Saat saya membaca tentang anak muda yang bunuh diri karena tekanan medsos, saya tak langsung menyalahkan gadget. Saya bertanya: Di mana ruang aman untuk mereka bercerita?
Saat saya membaca tentang petani yang tanahnya direbut proyek infrastruktur, saya tak hanya melihat "kemajuan". Saya bertanya: Siapa yang sebenarnya maju? Dan siapa yang dikorbankan demi kemajuan itu?
Budi, bagi saya, adalah kecerdasan yang berempati. Bukan otak yang menghakimi, tapi hati yang memahami konteks. Menulis dengan budi berarti menulis dengan tanggung jawab bukan hanya pada fakta, tapi pada manusia di balik fakta itu.
Mendengarkan alam dengan nurani, ini mungkin terdengar romantis, tapi justru inilah yang paling nyata. Alam tak pernah berbohong. Ia tak perlu trending topic untuk memberi pelajaran. Ia cukup diam, lalu kita yang harus belajar mendengar.

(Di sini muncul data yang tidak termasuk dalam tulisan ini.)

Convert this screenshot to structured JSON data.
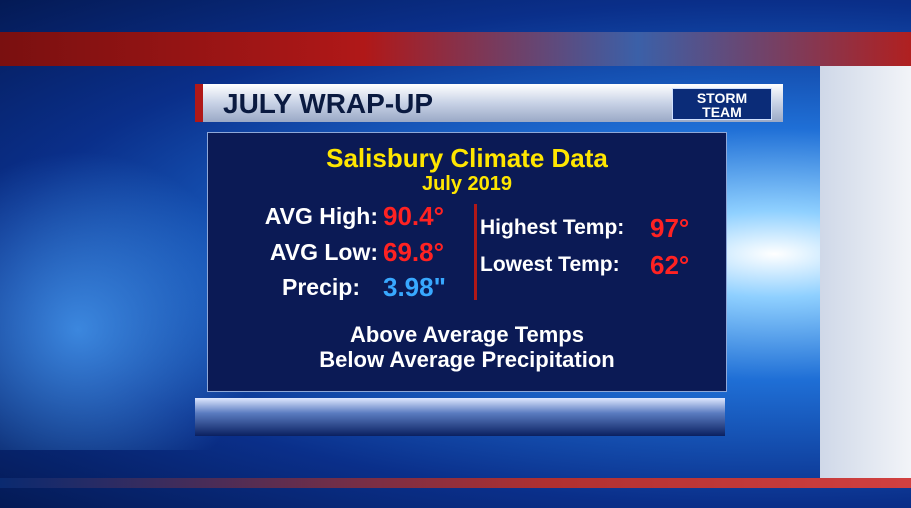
{
  "header": {
    "title": "JULY WRAP-UP",
    "logo": [
      "STORM",
      "TEAM"
    ]
  },
  "panel": {
    "title": "Salisbury Climate Data",
    "subtitle": "July 2019",
    "left": [
      {
        "label": "AVG High:",
        "value": "90.4°"
      },
      {
        "label": "AVG Low:",
        "value": "69.8°"
      },
      {
        "label": "Precip:",
        "value": "3.98\""
      }
    ],
    "right": [
      {
        "label": "Highest Temp:",
        "value": "97°"
      },
      {
        "label": "Lowest Temp:",
        "value": "62°"
      }
    ],
    "summary": [
      "Above Average Temps",
      "Below Average Precipitation"
    ]
  }
}
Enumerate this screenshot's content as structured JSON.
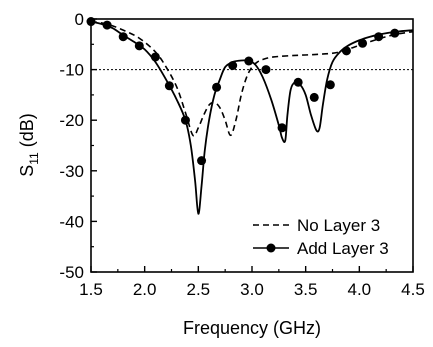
{
  "chart_data": {
    "type": "line",
    "title": "",
    "xlabel": "Frequency (GHz)",
    "ylabel": "S11 (dB)",
    "ylabel_main": "S",
    "ylabel_sub": "11",
    "ylabel_unit": " (dB)",
    "xlim": [
      1.5,
      4.5
    ],
    "ylim": [
      -50,
      0
    ],
    "xticks": [
      1.5,
      2.0,
      2.5,
      3.0,
      3.5,
      4.0,
      4.5
    ],
    "xtick_labels": [
      "1.5",
      "2.0",
      "2.5",
      "3.0",
      "3.5",
      "4.0",
      "4.5"
    ],
    "yticks": [
      0,
      -10,
      -20,
      -30,
      -40,
      -50
    ],
    "ytick_labels": [
      "0",
      "-10",
      "-20",
      "-30",
      "-40",
      "-50"
    ],
    "grid": false,
    "reference_line": {
      "y": -10,
      "style": "dotted"
    },
    "legend_position": "lower-right",
    "series": [
      {
        "name": "No Layer 3",
        "style": "dashed",
        "marker": "none",
        "x": [
          1.5,
          1.65,
          1.8,
          1.95,
          2.1,
          2.2,
          2.3,
          2.38,
          2.45,
          2.5,
          2.55,
          2.6,
          2.65,
          2.7,
          2.75,
          2.8,
          2.85,
          2.9,
          2.95,
          3.0,
          3.05,
          3.1,
          3.2,
          3.4,
          3.6,
          3.8,
          4.0,
          4.2,
          4.35,
          4.5
        ],
        "y": [
          -0.5,
          -1.0,
          -2.2,
          -3.8,
          -6.5,
          -9.5,
          -13.5,
          -18.5,
          -23.0,
          -21.5,
          -19.0,
          -17.0,
          -16.5,
          -17.5,
          -20.0,
          -23.0,
          -20.0,
          -15.0,
          -11.5,
          -9.5,
          -8.5,
          -8.0,
          -7.5,
          -7.2,
          -7.0,
          -6.6,
          -5.2,
          -3.8,
          -3.0,
          -2.5
        ]
      },
      {
        "name": "Add Layer 3",
        "style": "solid",
        "marker": "circle",
        "x": [
          1.5,
          1.6,
          1.7,
          1.8,
          1.9,
          2.0,
          2.1,
          2.2,
          2.3,
          2.38,
          2.43,
          2.47,
          2.5,
          2.53,
          2.56,
          2.6,
          2.65,
          2.7,
          2.75,
          2.82,
          2.9,
          2.97,
          3.03,
          3.1,
          3.18,
          3.25,
          3.28,
          3.31,
          3.33,
          3.36,
          3.4,
          3.45,
          3.5,
          3.55,
          3.6,
          3.63,
          3.66,
          3.7,
          3.75,
          3.82,
          3.9,
          4.0,
          4.1,
          4.2,
          4.35,
          4.5
        ],
        "y": [
          -0.5,
          -1.0,
          -1.8,
          -3.2,
          -4.5,
          -6.0,
          -8.5,
          -12.0,
          -16.0,
          -20.0,
          -25.0,
          -32.0,
          -38.5,
          -33.0,
          -26.0,
          -20.0,
          -15.0,
          -12.0,
          -9.5,
          -8.5,
          -8.2,
          -8.3,
          -9.0,
          -11.5,
          -16.0,
          -21.0,
          -23.5,
          -24.0,
          -19.0,
          -14.0,
          -12.5,
          -13.0,
          -15.0,
          -19.0,
          -22.0,
          -21.5,
          -17.0,
          -12.0,
          -8.5,
          -6.5,
          -5.2,
          -4.2,
          -3.5,
          -3.0,
          -2.5,
          -2.2
        ],
        "markers_x": [
          1.5,
          1.65,
          1.8,
          1.95,
          2.1,
          2.23,
          2.38,
          2.53,
          2.67,
          2.82,
          2.97,
          3.13,
          3.28,
          3.43,
          3.58,
          3.73,
          3.88,
          4.03,
          4.18,
          4.33
        ],
        "markers_y": [
          -0.5,
          -1.2,
          -3.5,
          -5.3,
          -7.5,
          -13.2,
          -20.0,
          -28.0,
          -13.5,
          -9.2,
          -8.3,
          -10.0,
          -21.5,
          -12.5,
          -15.5,
          -13.0,
          -6.3,
          -4.8,
          -3.5,
          -2.8
        ]
      }
    ],
    "legend": {
      "entries": [
        "No Layer 3",
        "Add Layer 3"
      ]
    }
  }
}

Saya belajar dari daun yang jatuh: ia tak protes, tak menuntut, tak meminta dipuji. Ia hanya menyerahkan diri, lalu menjadi pupuk bagi kehidupan baru.
Saya belajar dari sungai: ia tak pernah berhenti mengalir, meski batu menghalangi, meski lumpur mengotori. Ia tetap setia pada tujuannya ke laut lepas.
Saya belajar dari gunung: ia tak perlu bicara keras untuk dihormati. Ia cukup berdiri tegak, dan dunia pun menunduk.